Calculate the flange (3) velocity by using the relation.

  $\begin{array}{c}{v}_3=\frac{{\dot{m}}_3}{\rho \left(\frac{\pi d_3^2}{4}\right)}\\ =\frac{15\text{kg}/\text{s}}{1000\text{kg}/{\text{m}}^{\text{3}}\left(\frac{\pi \times {\left(3\text{cm}\times \left(\frac{1\times {10}^{-2}\text{m}}{1\text{cm}}\right)\right)}^2}{4}\right)}\\ =21.22\text{m}/\text{s}\end{array}$

Calculate the force in $x$ axis by using the relation.
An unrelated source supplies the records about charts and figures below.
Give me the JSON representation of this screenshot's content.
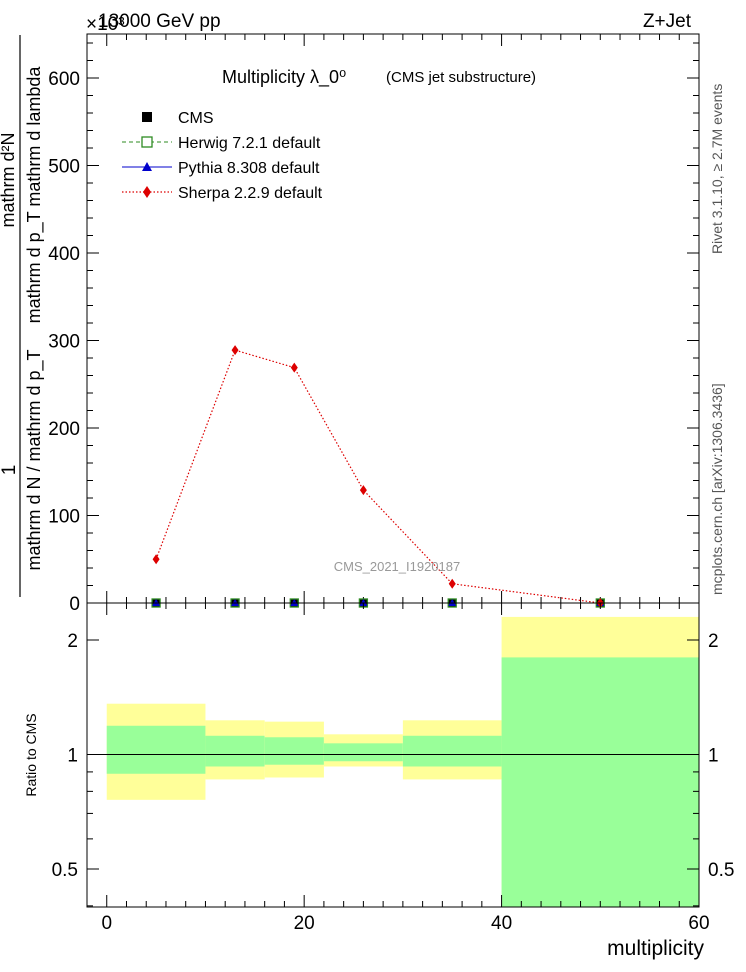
{
  "header": {
    "left": "13000 GeV pp",
    "right": "Z+Jet",
    "multiplier": "×10³"
  },
  "side_labels": {
    "rivet": "Rivet 3.1.10, ≥ 2.7M events",
    "mcplots": "mcplots.cern.ch [arXiv:1306.3436]"
  },
  "colors": {
    "cms": "#000000",
    "herwig": "#2e8b22",
    "pythia": "#0000cc",
    "sherpa": "#dd0000",
    "band_outer": "#ffff99",
    "band_inner": "#99ff99"
  },
  "chart_data": [
    {
      "type": "line",
      "title": "Multiplicity  λ_0⁰",
      "title_note": "(CMS jet substructure)",
      "watermark": "CMS_2021_I1920187",
      "ylabel_top": "mathrm d²N",
      "ylabel_mid": "mathrm d p_T mathrm d lambda",
      "ylabel_one": "1",
      "ylabel_bottom": "mathrm d N / mathrm d p_T",
      "y_multiplier": "×10³",
      "xlim": [
        -2,
        60
      ],
      "ylim": [
        0,
        650
      ],
      "yticks": [
        0,
        100,
        200,
        300,
        400,
        500,
        600
      ],
      "ytick_labels": [
        "0",
        "100",
        "200",
        "300",
        "400",
        "500",
        "600"
      ],
      "legend_position": "top-left",
      "legend": [
        "CMS",
        "Herwig 7.2.1 default",
        "Pythia 8.308 default",
        "Sherpa 2.2.9 default"
      ],
      "bins": [
        [
          0,
          10
        ],
        [
          10,
          16
        ],
        [
          16,
          22
        ],
        [
          22,
          30
        ],
        [
          30,
          40
        ],
        [
          40,
          60
        ]
      ],
      "x": [
        5,
        13,
        19,
        26,
        35,
        50
      ],
      "series": [
        {
          "name": "CMS",
          "marker": "square-filled",
          "values": [
            0,
            0,
            0,
            0,
            0,
            0
          ]
        },
        {
          "name": "Herwig 7.2.1 default",
          "marker": "square-open",
          "line": "dashed",
          "values": [
            0,
            0,
            0,
            0,
            0,
            0
          ]
        },
        {
          "name": "Pythia 8.308 default",
          "marker": "triangle",
          "line": "solid",
          "values": [
            0,
            0,
            0,
            0,
            0,
            0
          ]
        },
        {
          "name": "Sherpa 2.2.9 default",
          "marker": "diamond",
          "line": "dotted",
          "values": [
            50,
            289,
            269,
            129,
            22,
            0
          ]
        }
      ]
    },
    {
      "type": "area",
      "ylabel": "Ratio to CMS",
      "xlabel": "multiplicity",
      "xlim": [
        -2,
        60
      ],
      "ylim": [
        0.36,
        2.3
      ],
      "yticks": [
        0.5,
        1,
        2
      ],
      "ytick_labels": [
        "0.5",
        "1",
        "2"
      ],
      "xticks": [
        0,
        20,
        40,
        60
      ],
      "xtick_labels": [
        "0",
        "20",
        "40",
        "60"
      ],
      "reference_line": 1,
      "bands": [
        {
          "x0": 0,
          "x1": 10,
          "outer": [
            0.76,
            1.36
          ],
          "inner": [
            0.89,
            1.19
          ]
        },
        {
          "x0": 10,
          "x1": 16,
          "outer": [
            0.86,
            1.23
          ],
          "inner": [
            0.93,
            1.12
          ]
        },
        {
          "x0": 16,
          "x1": 22,
          "outer": [
            0.87,
            1.22
          ],
          "inner": [
            0.94,
            1.11
          ]
        },
        {
          "x0": 22,
          "x1": 30,
          "outer": [
            0.93,
            1.13
          ],
          "inner": [
            0.96,
            1.07
          ]
        },
        {
          "x0": 30,
          "x1": 40,
          "outer": [
            0.86,
            1.23
          ],
          "inner": [
            0.93,
            1.12
          ]
        },
        {
          "x0": 40,
          "x1": 60,
          "outer": [
            0.36,
            2.3
          ],
          "inner": [
            0.36,
            1.8
          ]
        }
      ]
    }
  ]
}
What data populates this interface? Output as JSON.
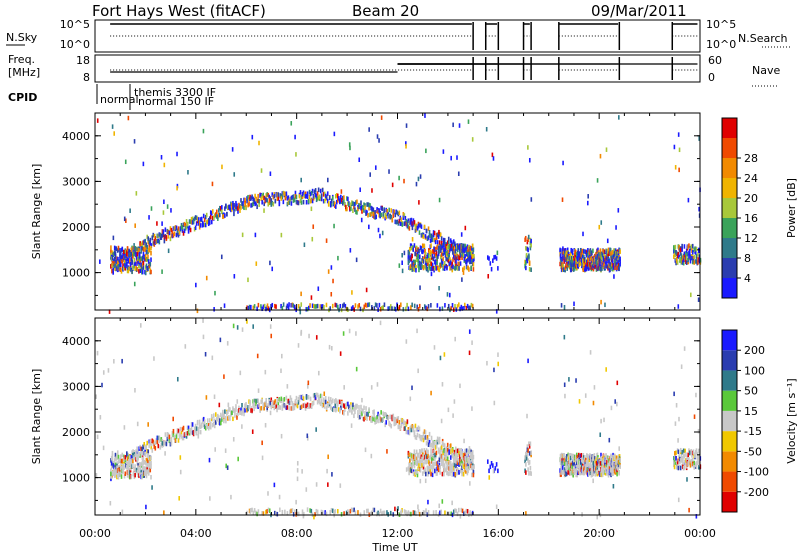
{
  "header": {
    "station": "Fort Hays West (fitACF)",
    "beam": "Beam 20",
    "date": "09/Mar/2011"
  },
  "summary": {
    "nsky_label": "N.Sky",
    "nsky_ticks": [
      "10^5",
      "10^0"
    ],
    "nsearch_label": "N.Search",
    "nsearch_ticks": [
      "10^5",
      "10^0"
    ],
    "freq_label": [
      "Freq.",
      "[MHz]"
    ],
    "freq_ticks": [
      18,
      8
    ],
    "nave_label": "Nave",
    "nave_ticks": [
      60,
      0
    ],
    "cpid_label": "CPID",
    "cpid_entries": [
      "normal",
      "themis 3300 IF",
      "normal 150 IF"
    ]
  },
  "chart_data": [
    {
      "type": "scatter",
      "title": "",
      "xlabel": "Time UT",
      "ylabel": "Slant Range [km]",
      "xlim": [
        0,
        24
      ],
      "ylim": [
        180,
        4500
      ],
      "xticks": [
        "00:00",
        "04:00",
        "08:00",
        "12:00",
        "16:00",
        "20:00",
        "00:00"
      ],
      "yticks": [
        1000,
        2000,
        3000,
        4000
      ],
      "colorbar": {
        "label": "Power [dB]",
        "ticks": [
          4,
          8,
          12,
          16,
          20,
          24,
          28
        ],
        "colors": [
          "#1a1aff",
          "#2a3db0",
          "#2f7a8a",
          "#3aa35a",
          "#a8c83a",
          "#f0b400",
          "#f28a00",
          "#f04a00",
          "#e00000"
        ]
      },
      "data_gaps_ut": [
        [
          15.0,
          15.5
        ],
        [
          16.0,
          17.0
        ],
        [
          17.3,
          18.4
        ],
        [
          20.8,
          22.9
        ]
      ]
    },
    {
      "type": "scatter",
      "title": "",
      "xlabel": "Time UT",
      "ylabel": "Slant Range [km]",
      "xlim": [
        0,
        24
      ],
      "ylim": [
        180,
        4500
      ],
      "xticks": [
        "00:00",
        "04:00",
        "08:00",
        "12:00",
        "16:00",
        "20:00",
        "00:00"
      ],
      "yticks": [
        1000,
        2000,
        3000,
        4000
      ],
      "colorbar": {
        "label": "Velocity [m s⁻¹]",
        "ticks": [
          200,
          100,
          50,
          15,
          -15,
          -50,
          -100,
          -200
        ],
        "colors": [
          "#1a1aff",
          "#2a3db0",
          "#2f7a8a",
          "#5ac83a",
          "#c8c8c8",
          "#f0c800",
          "#f28a00",
          "#f04a00",
          "#e00000"
        ]
      }
    }
  ]
}
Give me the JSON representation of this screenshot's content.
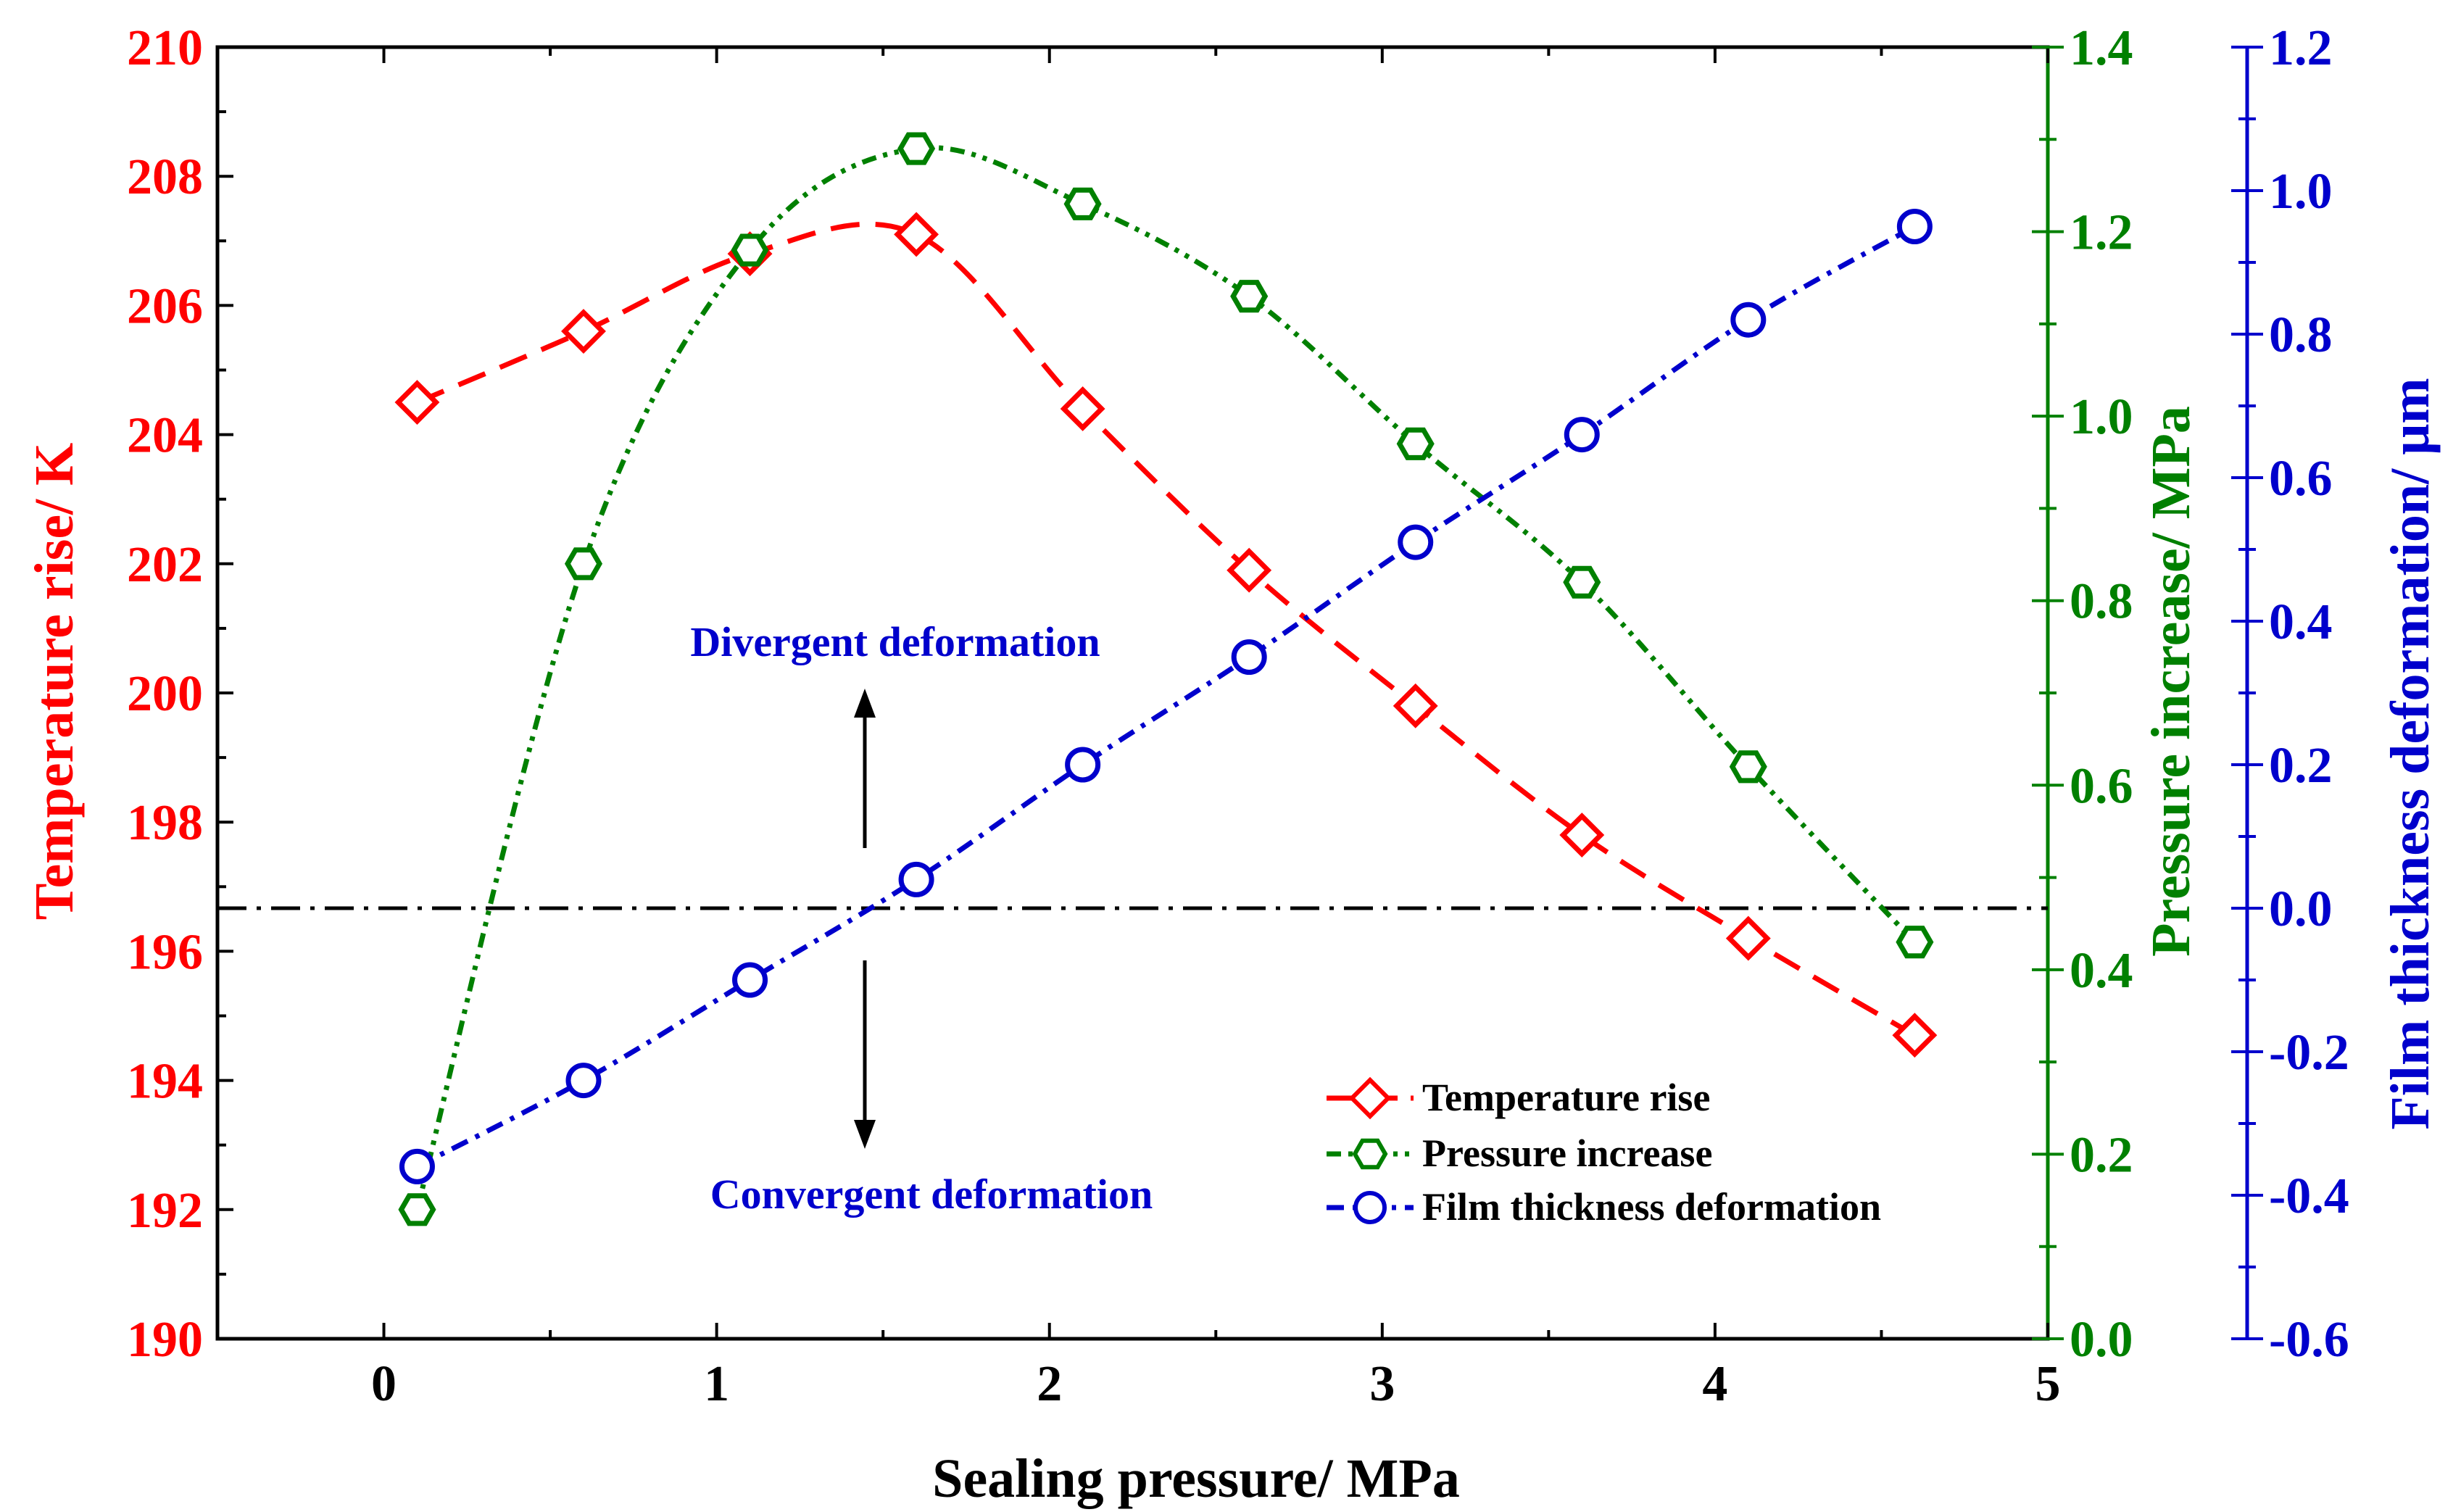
{
  "chart_data": {
    "type": "line",
    "x": [
      0.1,
      0.6,
      1.1,
      1.6,
      2.1,
      2.6,
      3.1,
      3.6,
      4.1,
      4.6
    ],
    "xlabel": "Sealing pressure/ MPa",
    "xlim": [
      -0.5,
      5
    ],
    "xticks": [
      "0",
      "1",
      "2",
      "3",
      "4",
      "5"
    ],
    "axes": {
      "left": {
        "label": "Temperature rise/ K",
        "ylim": [
          190,
          210
        ],
        "ticks": [
          "190",
          "192",
          "194",
          "196",
          "198",
          "200",
          "202",
          "204",
          "206",
          "208",
          "210"
        ],
        "color": "#ff0000"
      },
      "right1": {
        "label": "Pressure increase/ MPa",
        "ylim": [
          0.0,
          1.4
        ],
        "ticks": [
          "0.0",
          "0.2",
          "0.4",
          "0.6",
          "0.8",
          "1.0",
          "1.2",
          "1.4"
        ],
        "color": "#008000"
      },
      "right2": {
        "label": "Film thickness deformation/ μm",
        "ylim": [
          -0.6,
          1.2
        ],
        "ticks": [
          "-0.6",
          "-0.4",
          "-0.2",
          "0.0",
          "0.2",
          "0.4",
          "0.6",
          "0.8",
          "1.0",
          "1.2"
        ],
        "color": "#0000cc"
      }
    },
    "series": [
      {
        "name": "Temperature rise",
        "axis": "left",
        "marker": "diamond",
        "color": "#ff0000",
        "values": [
          204.5,
          205.6,
          206.8,
          207.1,
          204.4,
          201.9,
          199.8,
          197.8,
          196.2,
          194.7
        ]
      },
      {
        "name": "Pressure increase",
        "axis": "right1",
        "marker": "hexagon",
        "color": "#008000",
        "values": [
          0.14,
          0.84,
          1.18,
          1.29,
          1.23,
          1.13,
          0.97,
          0.82,
          0.62,
          0.43
        ]
      },
      {
        "name": "Film thickness deformation",
        "axis": "right2",
        "marker": "circle",
        "color": "#0000cc",
        "values": [
          -0.36,
          -0.24,
          -0.1,
          0.04,
          0.2,
          0.35,
          0.51,
          0.66,
          0.82,
          0.95
        ]
      }
    ],
    "reference_line": {
      "axis": "right2",
      "value": 0.0
    },
    "annotations": {
      "divergent": "Divergent deformation",
      "convergent": "Convergent deformation"
    },
    "legend_position": "bottom-right"
  }
}
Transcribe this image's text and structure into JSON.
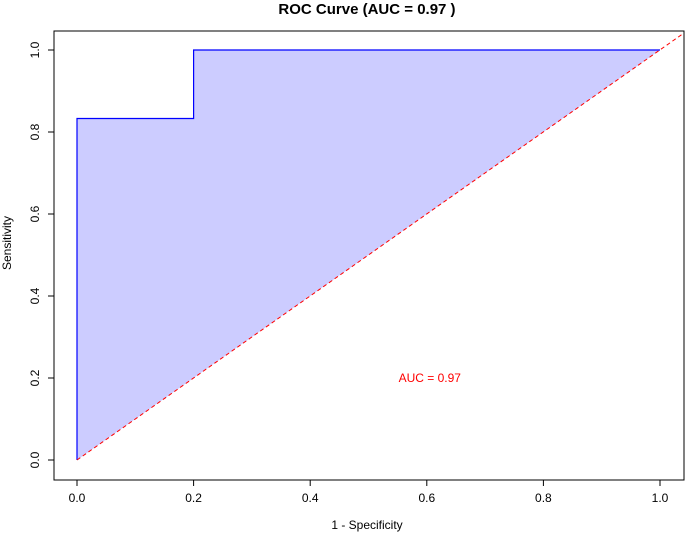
{
  "chart_data": {
    "type": "area",
    "title": "ROC Curve (AUC = 0.97 )",
    "xlabel": "1 - Specificity",
    "ylabel": "Sensitivity",
    "xlim": [
      0,
      1
    ],
    "ylim": [
      0,
      1
    ],
    "x_ticks": [
      0.0,
      0.2,
      0.4,
      0.6,
      0.8,
      1.0
    ],
    "x_tick_labels": [
      "0.0",
      "0.2",
      "0.4",
      "0.6",
      "0.8",
      "1.0"
    ],
    "y_ticks": [
      0.0,
      0.2,
      0.4,
      0.6,
      0.8,
      1.0
    ],
    "y_tick_labels": [
      "0.0",
      "0.2",
      "0.4",
      "0.6",
      "0.8",
      "1.0"
    ],
    "grid": false,
    "series": [
      {
        "x": [
          0.0,
          0.0,
          0.2,
          0.2,
          1.0
        ],
        "y": [
          0.0,
          0.833,
          0.833,
          1.0,
          1.0
        ],
        "color": "#0000ff",
        "fill": "#ccccff"
      }
    ],
    "reference_line": {
      "x": [
        0,
        1
      ],
      "y": [
        0,
        1
      ],
      "color": "#ff0000",
      "style": "dashed"
    },
    "annotations": [
      {
        "text": "AUC = 0.97",
        "x": 0.6,
        "y": 0.2,
        "color": "#ff0000"
      }
    ]
  }
}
  $\begin{array}{c}{F}_{Rx}=-P_{x1}{A}_1-P_{x2}{A}_2-\beta \left({\dot{m}}_2{v}_2+{\dot{m}}_1{v}_1\right)\\ =-\left(P_1-P_3\right)A_1-\left(P_2-P_3\right)A_2-\beta \left({\dot{m}}_2{v}_2+{\dot{m}}_1{v}_1\right)\\ =\left\{\begin{array}{l}-\left(200-100\right)\text{kPa}\times \frac{1{\text{kN/m}}^2}{1\text{kPa}}\left[\frac{\pi \times {\left(5\text{cm}\times \frac{1\text{}\text{m}}{100\text{cm}}\right)}^2}{4}\right]\\ -\left(150-100\right)\text{kPa}\times \frac{1{\text{kN/m}}^2}{1\text{kPa}}\left[\frac{\pi \times {\left(10\text{cm}\times \frac{1\text{}\text{m}}{100\text{cm}}\right)}^2}{4}\right]\\ -1.03\left[\begin{array}{l}40\text{kg/s}\times \text{5}\text{.093}\text{m/s}\times \frac{1\text{}\text{kN}}{1000\text{kg}\cdot {\text{m/s}}^2}\\ +55\text{kg/s}\times \text{28}\text{.01}\text{m/s}\times \frac{1\text{}\text{kN}}{1000\text{kg}\cdot {\text{m/s}}^2}\end{array}\right]\end{array}\right\}\end{array}$

  $\begin{array}{c}{F}_{Rx}=-2.386\text{kN}\\ =-2386\text{N}\\ \approx -\text{2390}\text{N}\end{array}$

Calculate the force for $y$ axis by using the relation.

  $\begin{array}{c}{F}_{Rz}=\beta {\dot{m}}_3{v}_3\\ =1.03\times 15\text{kg}/\text{s}\times 21.22\text{m}/\text{s}\\ =327.8\text{kg}\cdot \text{m}/{\text{s}}^2\times \left(\frac{1\text{N}}{\text{kg}\cdot \text{m}/{\text{s}}^2}\right)\\ =327.8\text{N}\end{array}$

Thus the force in $x$ axis is $-2390\text{N}$ and the force along $y$ axis is $327.8\text{N}$.